I have two sons, one by Carol, and the two other children by my ex-wife. My son by my ex-wife, James, is turning fifty, and my daughter, Tandis, also half-Iranian, is thirty six, divorced and raising two young girls. Carol’s son, Chris, forty-seven, (I think), did me the honor of adopting me a few years ago. At a gathering in Denver last October, his father and I were in the same room, and Chris introduced his dad and turning to me he said, “And this is my father.” My son James and Chris, share the same generous nature.
Chris and I grew up together. He was a very impish, mischievous, willful, and a brilliantly intelligent child. His mother and I fell in love right away, and I soon moved in with her. But being newly in love is fraught with its own uncertainties, ignorance, vivid fear, and widespread touchiness because the lovers are so vulnerable. I feared that Carol was not lost in my love the way I was lost in hers, and her deepest fear is that I didn’t belong to her the way she belonged to me. When I would blow up at Carol, or she at me, I would grab some clothes and books, and leave the house, but no sooner had I reached the front door, then I would find Chris at my side, “I’m coming too,” he said. And that was always the case. He provided a steadying ballast for that tempestuous sea of early passion and early love, and we grew very close.

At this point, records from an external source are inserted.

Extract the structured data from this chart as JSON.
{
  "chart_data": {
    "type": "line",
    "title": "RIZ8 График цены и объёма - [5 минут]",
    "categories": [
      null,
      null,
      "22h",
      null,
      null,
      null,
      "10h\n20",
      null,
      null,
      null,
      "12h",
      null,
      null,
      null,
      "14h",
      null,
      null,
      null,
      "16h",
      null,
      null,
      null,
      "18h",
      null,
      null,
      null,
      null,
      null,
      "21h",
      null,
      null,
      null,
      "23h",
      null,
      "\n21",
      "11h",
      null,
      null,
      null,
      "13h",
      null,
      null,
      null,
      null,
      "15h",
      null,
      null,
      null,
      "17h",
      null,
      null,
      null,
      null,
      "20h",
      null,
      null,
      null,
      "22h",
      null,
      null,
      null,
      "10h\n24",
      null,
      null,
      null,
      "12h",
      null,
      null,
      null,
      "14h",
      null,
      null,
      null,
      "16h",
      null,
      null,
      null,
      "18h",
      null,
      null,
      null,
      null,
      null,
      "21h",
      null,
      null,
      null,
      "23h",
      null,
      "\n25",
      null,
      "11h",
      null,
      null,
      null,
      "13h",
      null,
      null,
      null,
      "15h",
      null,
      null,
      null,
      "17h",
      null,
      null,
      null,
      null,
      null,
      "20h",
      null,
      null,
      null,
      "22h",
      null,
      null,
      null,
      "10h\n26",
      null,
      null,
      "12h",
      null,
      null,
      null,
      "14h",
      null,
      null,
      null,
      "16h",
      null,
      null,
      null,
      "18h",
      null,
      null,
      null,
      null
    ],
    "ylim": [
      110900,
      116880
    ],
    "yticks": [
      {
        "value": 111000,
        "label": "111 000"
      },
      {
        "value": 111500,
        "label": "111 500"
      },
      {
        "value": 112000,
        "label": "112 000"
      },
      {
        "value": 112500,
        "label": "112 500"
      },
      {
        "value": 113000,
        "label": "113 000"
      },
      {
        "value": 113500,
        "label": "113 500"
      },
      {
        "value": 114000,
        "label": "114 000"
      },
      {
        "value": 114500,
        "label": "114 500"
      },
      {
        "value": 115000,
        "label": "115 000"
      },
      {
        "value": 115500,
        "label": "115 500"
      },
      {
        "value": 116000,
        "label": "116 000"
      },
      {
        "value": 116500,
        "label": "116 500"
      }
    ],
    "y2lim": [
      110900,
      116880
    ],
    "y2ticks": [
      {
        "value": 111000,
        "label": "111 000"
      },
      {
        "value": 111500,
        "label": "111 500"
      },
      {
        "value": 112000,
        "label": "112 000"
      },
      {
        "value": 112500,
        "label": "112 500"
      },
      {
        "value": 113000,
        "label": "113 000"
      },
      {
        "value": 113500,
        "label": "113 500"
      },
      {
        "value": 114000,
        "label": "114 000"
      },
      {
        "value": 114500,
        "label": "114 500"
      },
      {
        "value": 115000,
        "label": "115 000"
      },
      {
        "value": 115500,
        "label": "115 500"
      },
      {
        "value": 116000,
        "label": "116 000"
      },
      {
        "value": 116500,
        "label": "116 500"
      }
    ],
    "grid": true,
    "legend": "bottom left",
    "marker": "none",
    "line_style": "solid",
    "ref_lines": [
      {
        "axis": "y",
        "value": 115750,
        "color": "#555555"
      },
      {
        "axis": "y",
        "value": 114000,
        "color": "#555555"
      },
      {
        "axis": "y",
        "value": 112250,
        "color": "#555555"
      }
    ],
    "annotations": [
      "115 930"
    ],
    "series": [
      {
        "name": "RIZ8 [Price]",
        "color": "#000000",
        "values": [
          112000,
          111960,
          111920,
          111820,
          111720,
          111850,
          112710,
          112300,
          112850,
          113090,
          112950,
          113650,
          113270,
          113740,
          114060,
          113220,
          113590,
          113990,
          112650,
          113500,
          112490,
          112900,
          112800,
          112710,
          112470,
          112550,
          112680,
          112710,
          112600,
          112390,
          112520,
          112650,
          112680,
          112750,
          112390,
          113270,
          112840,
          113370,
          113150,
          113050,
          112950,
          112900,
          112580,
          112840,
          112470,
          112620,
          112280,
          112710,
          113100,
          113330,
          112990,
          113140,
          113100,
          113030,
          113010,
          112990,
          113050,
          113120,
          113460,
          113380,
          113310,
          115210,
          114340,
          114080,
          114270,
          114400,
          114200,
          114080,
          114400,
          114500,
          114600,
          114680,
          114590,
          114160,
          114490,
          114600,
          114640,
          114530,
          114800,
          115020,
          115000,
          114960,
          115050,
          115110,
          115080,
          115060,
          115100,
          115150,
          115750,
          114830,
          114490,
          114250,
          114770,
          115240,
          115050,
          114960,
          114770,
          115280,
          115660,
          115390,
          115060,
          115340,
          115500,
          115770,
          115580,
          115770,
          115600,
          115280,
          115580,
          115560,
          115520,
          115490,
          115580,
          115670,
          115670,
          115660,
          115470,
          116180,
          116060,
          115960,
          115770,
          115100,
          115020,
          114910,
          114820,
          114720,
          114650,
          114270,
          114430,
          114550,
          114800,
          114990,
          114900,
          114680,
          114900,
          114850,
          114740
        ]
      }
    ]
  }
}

Chris, like James, is a single father who has proved an amazingly competent and loving parent. He is kind, encouraging, very strict when he has to be (but only when he has to be) and has raised by himself two teenage boys who are everything a father could wish: they are thoughtful, generous, honest (most of the time,) alive to life and receptive to new ideas and new experiences. Their minds are sound and sympatric. They read because they know that to know more is to be more. They remember. They reflect. They build our hopes along with theirs. They are achievers.
There is a passage in the Ethics by John Dewey, which quotes William James: “When I am moved by self love to keep my seat whilst the ladies are standing or take the biggest portion to cut out my neighbor, what I really love is that comfortable seat. It is the thing itself that I grab. I love them primarily like a mother loves her babe, or a generous man his heroic deed. Whenever, as here, self-seeking is the outcome of a single instinctive propensity, it is but a name for certain reflex acts. Something rivets my attention fatally and fatally provokes the selfish response. In fact, the more I am utterly selfish in this primitive way, the more blind my absorbed thought will be in the objects and tendencies of my lusts and devoid of any inward looking glance.”
(My memory is declining a bit. My ability to remember complicated passages has been a bit compromised by time.)
One phrase in particular passage stands out, “In fact, the more I am utterly selfish in this primitive way, the more blind my absorbed thought will be in the objects and tendencies of my lusts and more devoid of any inward looking glance.”